Chevron’s local campaign is outrageous. I get flyers in the mail a few times a week and we regularly come home to several mail-in “yes we want modernization” cards on our doorknob. Last week a woman came by, confirmed my name, and then thrust them at me, saying, “Sign here, please!” (Uh, no?) I’ve also answered at least two polls that seemed distinctly push poll-y extolling the virtues of Chevron’s project. 

The amount of money they’re throwing at this is enough to make a person want to look long and hard at why Chevron is so hot to “modernize.” Their advertising campaigns are incredibly hamfisted. (Are their teams in the Midwest? Who puts the “We can do it!” blondie on a billboard about Richmond’s own, very much African American, Rosie the Riveter? And the “To me, modernization just makes sense” guy only needs to have his head replaced with Mr. Burns’ to make it about perfect.) Even so, evidence shows that if you say the same thing enough times, people start to see it as truth. I can only hope everyone else will look at the campaigns with half the jaundiced eye that I do.

Autumn Kruse, Richmond

“The Rise of Pot Arrests at People’s Park,” News, 7/2

Focus on Illegal Dumping

Of course people sell pot in the People’s Park, but that is hardly the real problem. The worst offense is that the greater Berkeley community uses it as a dumping ground for tossed-off clothes and furniture, local restaurants dump huge amounts of unsold and unsellable foodstuffs — trash bags filled with day-old bagels, stale artisanal breads, and rotting produce — and the church group that feeds the homeless does not remove its trash, all under the guise of “helping.” 

I am one of four University of California gardeners who go to the park every weekday to pick up the illegally dumped crap and I can assure you, most of what Berkeley citizens leave at the park goes straight into the trash. Maybe the University of California Police Department could spend some time on illegal dumping?

Hank Chapot, Oakland

“Go Away, Oyster Man — Really,” Seven Days, 7/2

The Cliven Bundy of Marin

Kevin Lunny is the Cliven Bundy of Marin. He’ll push his personal enrichment scam on our public land as long as he can get away with it. Time to evict this freeloading, environmentally damaging business.

Jeff Miller, Point Reyes Station

“Inside the Ethical Cheese Lab,” Food News, 7/2

GMO Confusion

Clearly there remains some confusion about what a GMO is and whether or not they are safe for consumption or safe in the environment, at least according to these biochemists. I am all about getting the facts on these “ethical GMOs” but I’ll be damned if I’ll accept their word on it from the get-go.
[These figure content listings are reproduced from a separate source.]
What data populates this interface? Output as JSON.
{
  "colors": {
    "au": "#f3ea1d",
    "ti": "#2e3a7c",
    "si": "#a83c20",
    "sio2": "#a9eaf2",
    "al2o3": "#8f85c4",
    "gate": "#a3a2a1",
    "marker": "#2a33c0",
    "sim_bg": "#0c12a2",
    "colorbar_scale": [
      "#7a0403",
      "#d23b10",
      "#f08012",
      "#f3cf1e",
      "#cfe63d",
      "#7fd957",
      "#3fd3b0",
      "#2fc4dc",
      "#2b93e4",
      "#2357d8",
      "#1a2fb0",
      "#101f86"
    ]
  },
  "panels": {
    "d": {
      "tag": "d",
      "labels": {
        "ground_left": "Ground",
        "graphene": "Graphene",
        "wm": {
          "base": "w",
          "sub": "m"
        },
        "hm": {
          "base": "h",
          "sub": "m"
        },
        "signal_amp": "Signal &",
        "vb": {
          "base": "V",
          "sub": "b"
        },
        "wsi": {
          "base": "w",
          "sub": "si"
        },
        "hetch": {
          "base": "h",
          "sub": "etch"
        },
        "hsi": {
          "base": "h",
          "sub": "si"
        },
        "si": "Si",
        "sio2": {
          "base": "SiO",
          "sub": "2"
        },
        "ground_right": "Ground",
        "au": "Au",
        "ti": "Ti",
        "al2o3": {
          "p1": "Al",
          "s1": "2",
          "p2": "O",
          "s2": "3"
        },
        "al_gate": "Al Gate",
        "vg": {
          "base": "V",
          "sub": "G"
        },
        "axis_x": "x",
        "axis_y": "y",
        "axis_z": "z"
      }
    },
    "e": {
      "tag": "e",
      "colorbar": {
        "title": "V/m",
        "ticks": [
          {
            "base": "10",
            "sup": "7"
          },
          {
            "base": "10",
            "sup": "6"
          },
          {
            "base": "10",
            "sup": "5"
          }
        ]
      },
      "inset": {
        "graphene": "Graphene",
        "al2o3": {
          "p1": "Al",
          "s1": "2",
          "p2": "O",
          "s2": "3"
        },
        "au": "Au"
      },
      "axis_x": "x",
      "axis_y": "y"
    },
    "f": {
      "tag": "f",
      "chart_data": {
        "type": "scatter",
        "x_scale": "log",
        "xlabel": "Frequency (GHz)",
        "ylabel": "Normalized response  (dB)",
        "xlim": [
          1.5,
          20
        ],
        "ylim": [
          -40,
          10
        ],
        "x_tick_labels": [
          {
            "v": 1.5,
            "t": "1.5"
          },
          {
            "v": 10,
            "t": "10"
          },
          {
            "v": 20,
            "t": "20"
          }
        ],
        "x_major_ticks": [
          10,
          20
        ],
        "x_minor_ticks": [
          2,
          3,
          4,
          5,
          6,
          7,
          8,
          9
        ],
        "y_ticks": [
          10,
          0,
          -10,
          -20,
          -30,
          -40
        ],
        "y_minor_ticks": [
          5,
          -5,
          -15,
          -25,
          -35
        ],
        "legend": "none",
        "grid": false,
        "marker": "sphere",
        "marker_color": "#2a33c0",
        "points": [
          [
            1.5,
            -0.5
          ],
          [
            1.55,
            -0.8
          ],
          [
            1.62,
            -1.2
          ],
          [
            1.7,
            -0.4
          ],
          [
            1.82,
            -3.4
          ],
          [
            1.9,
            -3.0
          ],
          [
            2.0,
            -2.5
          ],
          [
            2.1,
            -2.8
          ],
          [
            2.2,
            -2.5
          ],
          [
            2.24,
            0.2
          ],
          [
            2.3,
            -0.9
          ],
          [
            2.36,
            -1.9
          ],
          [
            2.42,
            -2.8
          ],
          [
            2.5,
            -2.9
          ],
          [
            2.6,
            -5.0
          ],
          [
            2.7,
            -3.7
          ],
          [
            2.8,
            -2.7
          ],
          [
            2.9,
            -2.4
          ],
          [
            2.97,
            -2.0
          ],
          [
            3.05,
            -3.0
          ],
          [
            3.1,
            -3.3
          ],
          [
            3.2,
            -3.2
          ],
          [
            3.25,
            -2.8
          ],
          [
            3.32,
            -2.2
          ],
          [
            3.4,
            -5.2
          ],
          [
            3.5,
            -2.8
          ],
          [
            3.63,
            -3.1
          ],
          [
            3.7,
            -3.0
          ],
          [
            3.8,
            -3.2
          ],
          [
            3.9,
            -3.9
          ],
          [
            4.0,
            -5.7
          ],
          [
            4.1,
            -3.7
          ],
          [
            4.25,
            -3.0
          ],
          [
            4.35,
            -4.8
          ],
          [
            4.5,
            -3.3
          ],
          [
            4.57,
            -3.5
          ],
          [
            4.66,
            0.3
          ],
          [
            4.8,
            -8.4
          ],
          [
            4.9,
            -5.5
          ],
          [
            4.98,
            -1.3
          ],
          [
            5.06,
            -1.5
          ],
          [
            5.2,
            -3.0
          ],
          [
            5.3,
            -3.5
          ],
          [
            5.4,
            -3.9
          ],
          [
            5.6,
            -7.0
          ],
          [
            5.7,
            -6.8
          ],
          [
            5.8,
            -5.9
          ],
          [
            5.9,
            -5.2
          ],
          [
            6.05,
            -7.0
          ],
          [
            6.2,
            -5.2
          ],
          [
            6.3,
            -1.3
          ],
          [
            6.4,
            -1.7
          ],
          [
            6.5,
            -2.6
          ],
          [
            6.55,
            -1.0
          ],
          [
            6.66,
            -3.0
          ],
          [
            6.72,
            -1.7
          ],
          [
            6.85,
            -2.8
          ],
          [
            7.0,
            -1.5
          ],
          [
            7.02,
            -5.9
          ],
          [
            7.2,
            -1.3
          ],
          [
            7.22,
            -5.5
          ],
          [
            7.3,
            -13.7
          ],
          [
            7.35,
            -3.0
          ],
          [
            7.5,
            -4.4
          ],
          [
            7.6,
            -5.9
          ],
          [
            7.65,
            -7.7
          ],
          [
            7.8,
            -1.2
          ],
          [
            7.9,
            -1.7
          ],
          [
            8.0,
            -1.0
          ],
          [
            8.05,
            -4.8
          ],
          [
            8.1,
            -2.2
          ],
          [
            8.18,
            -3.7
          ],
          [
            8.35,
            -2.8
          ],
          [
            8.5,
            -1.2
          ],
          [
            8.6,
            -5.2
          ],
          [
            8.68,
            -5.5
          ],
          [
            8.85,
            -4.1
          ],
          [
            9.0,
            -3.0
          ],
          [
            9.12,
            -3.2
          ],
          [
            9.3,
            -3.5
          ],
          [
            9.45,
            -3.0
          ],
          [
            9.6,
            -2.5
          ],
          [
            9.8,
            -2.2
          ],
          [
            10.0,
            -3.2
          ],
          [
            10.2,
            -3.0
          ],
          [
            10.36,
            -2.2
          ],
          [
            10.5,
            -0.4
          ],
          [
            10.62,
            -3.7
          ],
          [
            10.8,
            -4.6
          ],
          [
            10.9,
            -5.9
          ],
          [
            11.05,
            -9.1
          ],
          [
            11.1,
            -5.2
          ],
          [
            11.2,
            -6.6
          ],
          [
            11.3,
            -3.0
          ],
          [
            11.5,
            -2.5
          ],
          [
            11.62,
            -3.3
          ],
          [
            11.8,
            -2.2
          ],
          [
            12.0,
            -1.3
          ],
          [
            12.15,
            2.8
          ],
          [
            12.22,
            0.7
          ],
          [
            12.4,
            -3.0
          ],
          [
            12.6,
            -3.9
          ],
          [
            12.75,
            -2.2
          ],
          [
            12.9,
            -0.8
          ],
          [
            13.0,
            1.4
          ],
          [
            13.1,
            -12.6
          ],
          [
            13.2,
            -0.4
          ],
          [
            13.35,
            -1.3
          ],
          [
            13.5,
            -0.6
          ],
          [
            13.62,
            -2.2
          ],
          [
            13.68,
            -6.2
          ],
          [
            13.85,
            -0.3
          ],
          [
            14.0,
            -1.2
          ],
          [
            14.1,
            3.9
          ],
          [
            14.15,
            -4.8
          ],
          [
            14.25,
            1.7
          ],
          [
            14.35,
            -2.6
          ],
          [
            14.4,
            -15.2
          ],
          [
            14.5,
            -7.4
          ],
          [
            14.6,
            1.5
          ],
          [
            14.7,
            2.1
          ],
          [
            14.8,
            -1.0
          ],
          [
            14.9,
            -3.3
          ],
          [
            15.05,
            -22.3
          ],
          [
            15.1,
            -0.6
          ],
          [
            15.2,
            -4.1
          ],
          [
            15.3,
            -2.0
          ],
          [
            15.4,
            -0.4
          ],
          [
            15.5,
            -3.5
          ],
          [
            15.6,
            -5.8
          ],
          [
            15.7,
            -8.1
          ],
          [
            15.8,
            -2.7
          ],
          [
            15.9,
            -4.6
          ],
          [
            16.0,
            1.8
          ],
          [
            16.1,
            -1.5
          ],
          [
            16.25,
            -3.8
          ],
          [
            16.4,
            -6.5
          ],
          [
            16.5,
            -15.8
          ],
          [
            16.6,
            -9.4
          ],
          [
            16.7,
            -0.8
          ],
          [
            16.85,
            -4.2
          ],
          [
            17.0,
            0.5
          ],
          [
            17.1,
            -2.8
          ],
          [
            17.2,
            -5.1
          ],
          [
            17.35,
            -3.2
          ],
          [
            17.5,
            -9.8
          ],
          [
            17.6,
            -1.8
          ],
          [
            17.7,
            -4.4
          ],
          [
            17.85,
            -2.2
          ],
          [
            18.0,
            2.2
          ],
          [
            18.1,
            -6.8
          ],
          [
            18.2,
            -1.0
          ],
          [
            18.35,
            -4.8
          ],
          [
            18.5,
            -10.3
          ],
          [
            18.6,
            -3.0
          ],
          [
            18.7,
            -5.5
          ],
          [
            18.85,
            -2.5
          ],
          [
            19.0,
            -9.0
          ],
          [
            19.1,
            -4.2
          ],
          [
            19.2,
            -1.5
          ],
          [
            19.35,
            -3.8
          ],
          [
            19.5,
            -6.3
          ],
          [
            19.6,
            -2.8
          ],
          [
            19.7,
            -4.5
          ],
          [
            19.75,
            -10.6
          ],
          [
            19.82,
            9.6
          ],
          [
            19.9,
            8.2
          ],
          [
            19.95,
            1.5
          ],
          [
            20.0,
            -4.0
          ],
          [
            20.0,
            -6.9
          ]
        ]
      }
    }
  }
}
As consumers, we can choose to buy cheese from sustainably maintained creameries where cows are ethically treated without GMOs, etc. If you’re a vegan, I understand your preferences and pity you that there are hardly any decent vegan alternatives (in my humble opinion) to real cheese, ethically or sustainably maintained or not.

As for cattle polluting the environment with their methane, well … we all fart, too, and our very existence on this planet jeopardizes its future. But cows have as much right to exist as the next species. I applaud veganism for its positive effect on the environment, though less so for many vegans who have given the practice such a bad rap.